P/1 – Como é que era o atendimento, assim, desde que o cliente pedia uma ligação para São Paulo, o procedimento de controle dessa ligação para o posterior faturamento?
R – Existia um bilhete. A gente atendia, acendia a luzinha, enfiava o pega no buraquinho da luzinha... Tinha hora que a luzinha parecia uma árvore de Natal, acendia tudo. Ia atendendo, atendendo... Porque se você demorasse... Muitas vezes o assinante ligava e não chegava sinal para a gente, aí ele ficava muito nervoso por a gente não ter atendido, mas não tinha chegado, dava muito defeito na mesa. Às vezes quebrava, queimava o fusível e a gente não via que estava tocando. E a gente atendia informação também, dava informação da cidade inteira, tudo por apelido. As cidades todas pequenas,
então você conhecia todo o pessoal da sua cidade e das cidades vizinhas. Era o Zé não sei do que, o João não sei da onde, sabe? Tudo assim, e você tinha que atender informação também. A gente atendia... Existia um bilhete branco e verdinho, grifadinho de verde, a gente colocava a data, mas fazia com tanta rapidez, tinha um treino tão grande, era incrível. Hoje eu não dou conta. Aí já colocava lá a data, a localidade. Por exemplo, Uberlândia é o ULA, o número do telefone da IVR, por exemplo, o número do telefone do assinante, o nome dele, o horário, o meu número – que existia um número –, eu era o número quatro, e completava a ligação. Completava a ligação, quando tinha um relógio para marcar o início e o fim da ligação, aí tudo bem, mas às vezes não tinha, no começo não tinha isso, a gente tinha que pôr atrás. Olhava o relógio na parede, escrevia lá 12:01, não tinha um controle. Aí você esquecia daquele cliente... Porque você ficava envolvida com aqueles outros e aquele lá ficou: “E agora, quanto falou?” Aí você ia mais ou menos assim, sabe? Chutava, muitas vezes você chutava. Às vezes falava dez você marcava três; às vezes falava três, você marcava dez, porque não tinha um controle, você ficava louca com aquele mundo de luz, aquele mundo de coisa para você fazer ao mesmo tempo. E ficava, não é? Depois que fazia, no final passava para a menina, a menina codificava e encaminhava para Uberlândia.

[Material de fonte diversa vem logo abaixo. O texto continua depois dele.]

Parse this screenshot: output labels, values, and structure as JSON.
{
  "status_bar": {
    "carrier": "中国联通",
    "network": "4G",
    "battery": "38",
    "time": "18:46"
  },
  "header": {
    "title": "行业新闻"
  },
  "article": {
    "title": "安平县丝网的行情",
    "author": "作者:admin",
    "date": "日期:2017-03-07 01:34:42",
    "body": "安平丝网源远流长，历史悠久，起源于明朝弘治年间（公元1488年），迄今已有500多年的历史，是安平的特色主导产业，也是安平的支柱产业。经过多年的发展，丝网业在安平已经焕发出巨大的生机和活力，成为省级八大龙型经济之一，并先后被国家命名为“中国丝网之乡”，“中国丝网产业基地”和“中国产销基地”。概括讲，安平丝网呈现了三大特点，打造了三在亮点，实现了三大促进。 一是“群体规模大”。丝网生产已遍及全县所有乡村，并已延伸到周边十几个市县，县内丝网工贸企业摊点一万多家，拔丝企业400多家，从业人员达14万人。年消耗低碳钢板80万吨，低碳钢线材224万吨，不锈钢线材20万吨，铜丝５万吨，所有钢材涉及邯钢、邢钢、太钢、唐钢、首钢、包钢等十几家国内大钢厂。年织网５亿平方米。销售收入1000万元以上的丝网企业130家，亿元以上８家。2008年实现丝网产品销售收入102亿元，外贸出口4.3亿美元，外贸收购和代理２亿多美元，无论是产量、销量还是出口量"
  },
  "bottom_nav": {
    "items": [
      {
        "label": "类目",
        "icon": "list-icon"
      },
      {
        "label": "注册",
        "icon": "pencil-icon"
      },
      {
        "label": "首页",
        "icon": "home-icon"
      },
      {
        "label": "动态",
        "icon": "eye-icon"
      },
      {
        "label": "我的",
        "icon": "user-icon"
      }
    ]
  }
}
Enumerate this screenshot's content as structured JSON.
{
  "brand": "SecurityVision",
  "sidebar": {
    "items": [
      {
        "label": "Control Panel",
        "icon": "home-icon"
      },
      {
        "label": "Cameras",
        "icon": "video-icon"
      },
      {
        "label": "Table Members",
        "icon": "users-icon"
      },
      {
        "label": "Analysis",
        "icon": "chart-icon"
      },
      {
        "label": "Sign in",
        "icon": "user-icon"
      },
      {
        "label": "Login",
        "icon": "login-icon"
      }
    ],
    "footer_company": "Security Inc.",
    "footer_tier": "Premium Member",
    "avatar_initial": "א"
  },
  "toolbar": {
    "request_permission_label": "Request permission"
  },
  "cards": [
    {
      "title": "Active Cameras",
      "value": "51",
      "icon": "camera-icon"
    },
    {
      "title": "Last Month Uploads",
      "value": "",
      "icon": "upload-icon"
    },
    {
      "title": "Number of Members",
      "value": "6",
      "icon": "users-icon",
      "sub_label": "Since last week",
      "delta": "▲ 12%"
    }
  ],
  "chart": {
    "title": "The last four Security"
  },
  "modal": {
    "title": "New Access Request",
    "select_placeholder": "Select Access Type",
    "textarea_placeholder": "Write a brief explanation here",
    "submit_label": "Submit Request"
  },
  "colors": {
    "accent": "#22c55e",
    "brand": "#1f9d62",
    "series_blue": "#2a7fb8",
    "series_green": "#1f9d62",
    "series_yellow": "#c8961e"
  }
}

P/1 – Eram muitos assinantes em Ituverava?
R – Perto de hoje eram poucos, mas na época era, eu não me lembro quanto.
P/1 – Como é que as telefonistas eram vista pela cidade, esse negócio de mulher trabalhar fora, trabalhar de noite, como é que era a imagem das telefonistas?

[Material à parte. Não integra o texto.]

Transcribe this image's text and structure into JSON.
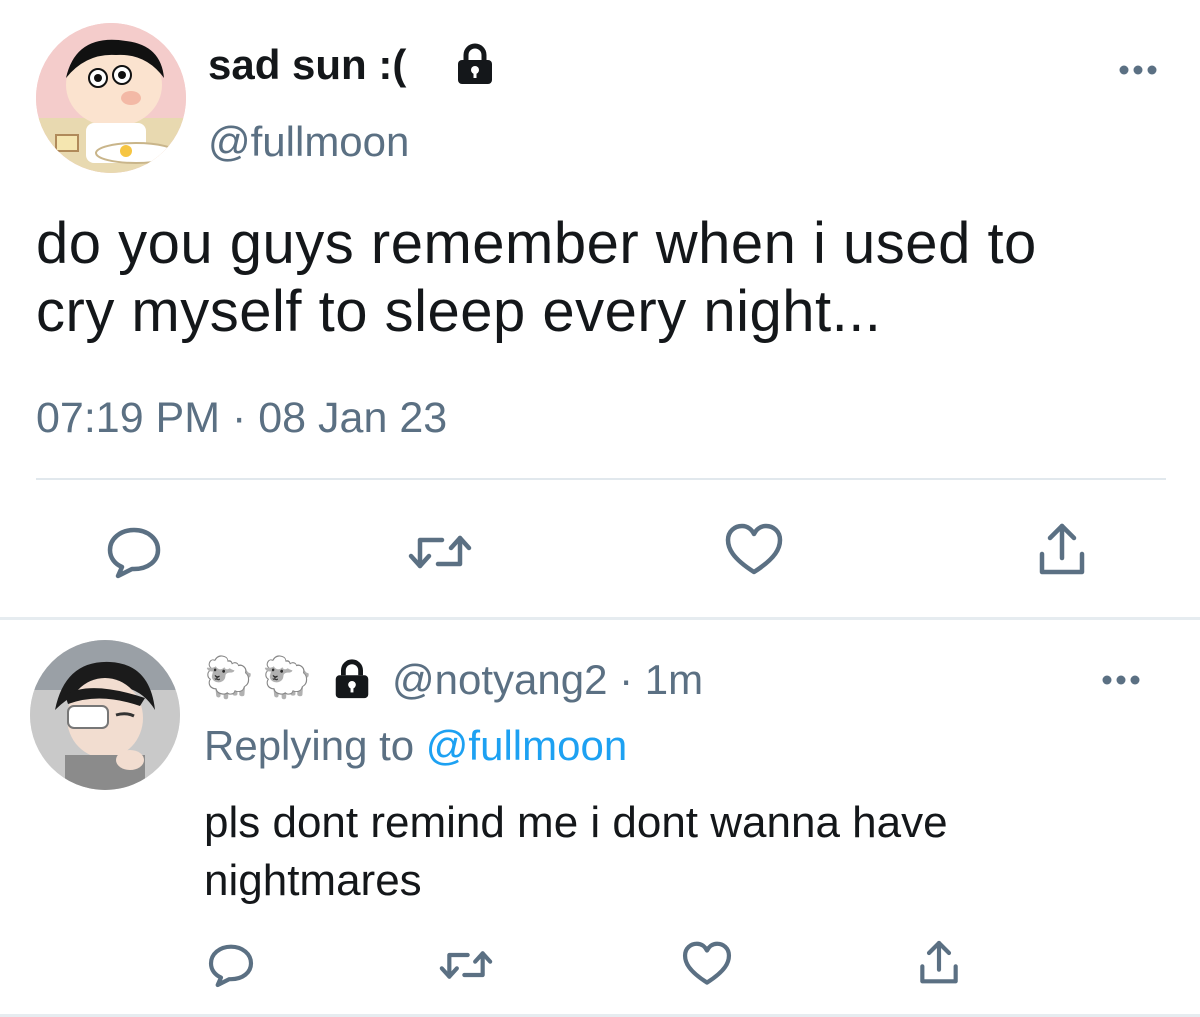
{
  "main_tweet": {
    "display_name": "sad sun :(",
    "handle": "@fullmoon",
    "text": "do you guys remember when i used to\ncry myself to sleep every night...",
    "timestamp": "07:19 PM · 08 Jan 23",
    "icons": [
      "lock-icon",
      "more-icon",
      "reply-icon",
      "retweet-icon",
      "like-icon",
      "share-icon"
    ]
  },
  "reply_tweet": {
    "name_emojis": [
      "🐑",
      "🐑"
    ],
    "handle_time": "@notyang2 · 1m",
    "replying_prefix": "Replying to ",
    "replying_mention": "@fullmoon",
    "text": "pls dont remind me i dont wanna have nightmares",
    "icons": [
      "lock-icon",
      "more-icon",
      "reply-icon",
      "retweet-icon",
      "like-icon",
      "share-icon"
    ]
  },
  "colors": {
    "text": "#14171a",
    "secondary": "#5b7083",
    "link": "#1da1f2",
    "divider": "#e1e8ed"
  }
}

R – Antigamente, às vezes pegava muito a telefonista e a enfermeira, às vezes pegavam, achavam que não prestava. Mas a gente era bem vista, acho que no geral era bem vista. Era muito bom. A gente participava muito, ganhava muito presente. Ganhava presente assim, porque eles tinham interesse em dar o presente para a gente conseguir para eles as ligações, porque eles dependiam de nós. Uma empresa dependia de nós para poder também sobreviver, não é? E quando tinha quermesse, o pessoal que tomava conta ali... As primeiras a serem convidadas éramos nós. A gente ia nas quermesses, tinha as pessoas lá, o pessoal das empresas... Porque na época uma quermesse era muito importante, o pessoal ia e tal, e eles chegavam lá, a gente ganhava prenda que a gente comia, levava para casa, ainda levava para a CTBC, sabe? E ganhava muito no dia... Hoje fala dia do telefônico, mas era dia da telefonista, dia 29, ganhava muita festa deles.

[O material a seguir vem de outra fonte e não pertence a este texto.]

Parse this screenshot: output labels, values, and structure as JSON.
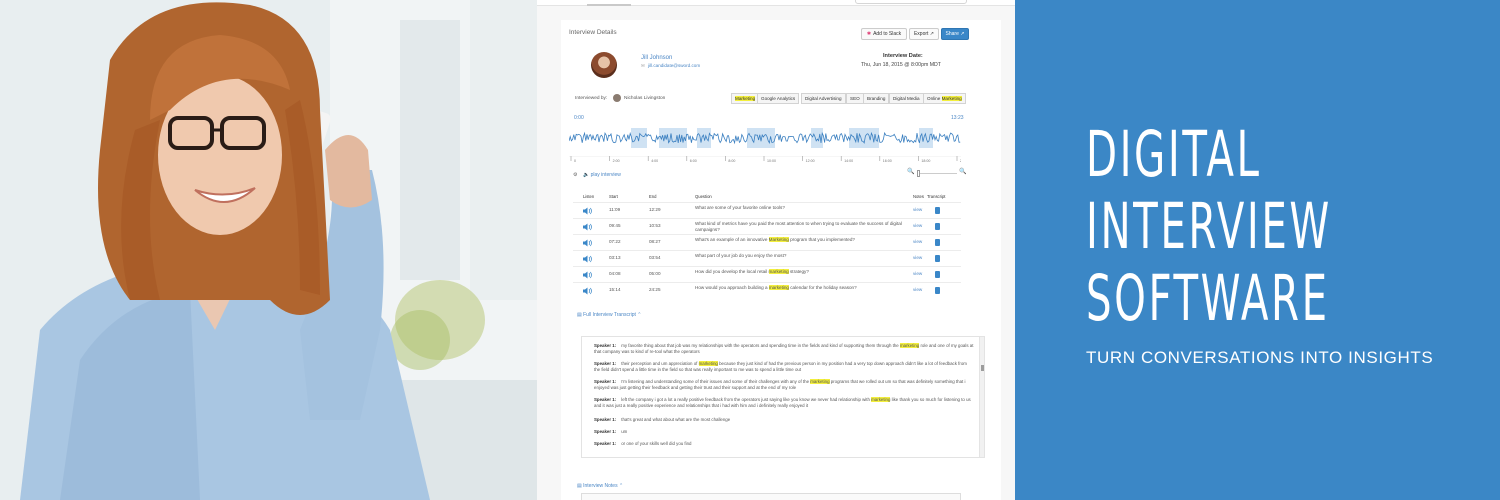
{
  "hero": {
    "title_lines": [
      "DIGITAL",
      "INTERVIEW",
      "SOFTWARE"
    ],
    "tagline": "TURN CONVERSATIONS INTO INSIGHTS",
    "background_color": "#3b87c6"
  },
  "app": {
    "section_title": "Interview Details",
    "buttons": {
      "add_to_slack": "Add to Slack",
      "export": "Export",
      "share": "Share"
    },
    "interviewee": {
      "name": "Jill Johnson",
      "email": "jill.candidate@sword.com"
    },
    "interview_date": {
      "label": "Interview Date:",
      "value": "Thu, Jun 18, 2015 @ 8:00pm MDT"
    },
    "interviewed_by": {
      "label": "Interviewed by:",
      "name": "Nicholas Livingston"
    },
    "tags": [
      {
        "text": "Marketing",
        "highlight": true
      },
      {
        "text": "Google Analytics",
        "highlight": false
      },
      {
        "text": "Digital Advertising",
        "highlight": false
      },
      {
        "text": "SEO",
        "highlight": false
      },
      {
        "text": "Branding",
        "highlight": false
      },
      {
        "text": "Digital Media",
        "highlight": false
      },
      {
        "text": "Online",
        "highlight": false,
        "suffix": "Marketing"
      }
    ],
    "audio": {
      "start": "0:00",
      "end": "13:23",
      "play_label": "play interview",
      "ruler_ticks": [
        "0",
        "2:00",
        "4:00",
        "6:00",
        "8:00",
        "10:00",
        "12:00",
        "14:00",
        "16:00",
        "18:00",
        "20:00"
      ]
    },
    "table": {
      "headers": {
        "listen": "Listen",
        "start": "Start",
        "end": "End",
        "question": "Question",
        "notes": "Notes",
        "transcript": "Transcript"
      },
      "rows": [
        {
          "start": "11:09",
          "end": "12:29",
          "q_pre": "What are some of your favorite online tools?",
          "q_hl": "",
          "q_post": "",
          "notes": "view"
        },
        {
          "start": "09:45",
          "end": "10:53",
          "q_pre": "What kind of metrics have you paid the most attention to when trying to evaluate the success of digital campaigns?",
          "q_hl": "",
          "q_post": "",
          "notes": "view"
        },
        {
          "start": "07:22",
          "end": "08:27",
          "q_pre": "What's an example of an innovative ",
          "q_hl": "Marketing",
          "q_post": " program that you implemented?",
          "notes": "view"
        },
        {
          "start": "03:13",
          "end": "03:54",
          "q_pre": "What part of your job do you enjoy the most?",
          "q_hl": "",
          "q_post": "",
          "notes": "view"
        },
        {
          "start": "04:08",
          "end": "05:00",
          "q_pre": "How did you develop the local retail ",
          "q_hl": "marketing",
          "q_post": " strategy?",
          "notes": "view"
        },
        {
          "start": "15:14",
          "end": "24:25",
          "q_pre": "How would you approach building a ",
          "q_hl": "marketing",
          "q_post": " calendar for the holiday season?",
          "notes": "view"
        }
      ]
    },
    "full_transcript_label": "Full Interview Transcript",
    "transcript": [
      {
        "speaker": "Speaker 1:",
        "pre": "my favorite thing about that job was my relationships with the operators and spending time in the fields and kind of supporting them through the ",
        "hl": "marketing",
        "post": " role and one of my goals at that company was to kind of re-tool what the operators"
      },
      {
        "speaker": "Speaker 1:",
        "pre": "their perception and um appreciation of ",
        "hl": "marketing",
        "post": " because they just kind of had the previous person in my position had a very top down approach didn't like a lot of feedback from the field didn't spend a little time in the field so that was really important to me was to spend a little time out"
      },
      {
        "speaker": "Speaker 1:",
        "pre": "I'm listening and understanding some of their issues and some of their challenges with any of the ",
        "hl": "marketing",
        "post": " programs that we rolled out um so that was definitely something that i enjoyed was just getting their feedback and getting their trust and their support and at the end of my role"
      },
      {
        "speaker": "Speaker 1:",
        "pre": "left the company i got a lot a really positive feedback from the operators just saying like you know we never had relationship with ",
        "hl": "marketing",
        "post": " like thank you so much for listening to us and it was just a really positive experience and relationships that i had with him and i definitely really enjoyed it"
      },
      {
        "speaker": "Speaker 1:",
        "pre": "that's great and what about what are the most challenge",
        "hl": "",
        "post": ""
      },
      {
        "speaker": "Speaker 1:",
        "pre": "um",
        "hl": "",
        "post": ""
      },
      {
        "speaker": "Speaker 1:",
        "pre": "or one of your skills well did you find",
        "hl": "",
        "post": ""
      }
    ],
    "interview_notes_label": "Interview Notes"
  }
}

P/1 – Vinte e nove do quê?
R – Vinte e nove de junho. No mês inteirinho a gente tinha festa, porque as empresas pagavam para nós, sabe? Eles davam jantar, davam churrasco, davam as sedes das fazendas para fazer churrasco para nós. Porque a CTBC, na época, não fazia isso. Hoje existe uma verba destinada a isso, mas na época a gente não tinha. Por exemplo, se tinha uma festa aqui em Franca, eles emprestavam a Perua, porque a gente não tinha carro e nem a CTBC tinha. Emprestava Perua, carro com o motorista deles para trazer a gente para a festa. E fazia as festa lá, eles faziam jantares. Na Páscoa, tinha cama, porque a gente dormia ali, a gente enchia as camas de ovo, tudo grande. Uísque importado, cesta de natal, vestido, cada empresa te mandava aquilo que eles trabalhavam. Até copo, às vezes, a gente ganhava. Mandavam muito lanche para nós, quem trabalhava à noite, sabe? Os donos das casas, eles faziam nas vésperas de natal, ano novo, eles viam que a gente estava trabalhando, pedia ligação para os familiares deles e já mandava aquela comida. A gente ficava até assim, porque tinha demais, mas a gente era muito bem vista.
P/1 – Paparicada.
R – Era muito paparicada.
P/2 – Você disse que vocês dormiam lá. Como é que era isso?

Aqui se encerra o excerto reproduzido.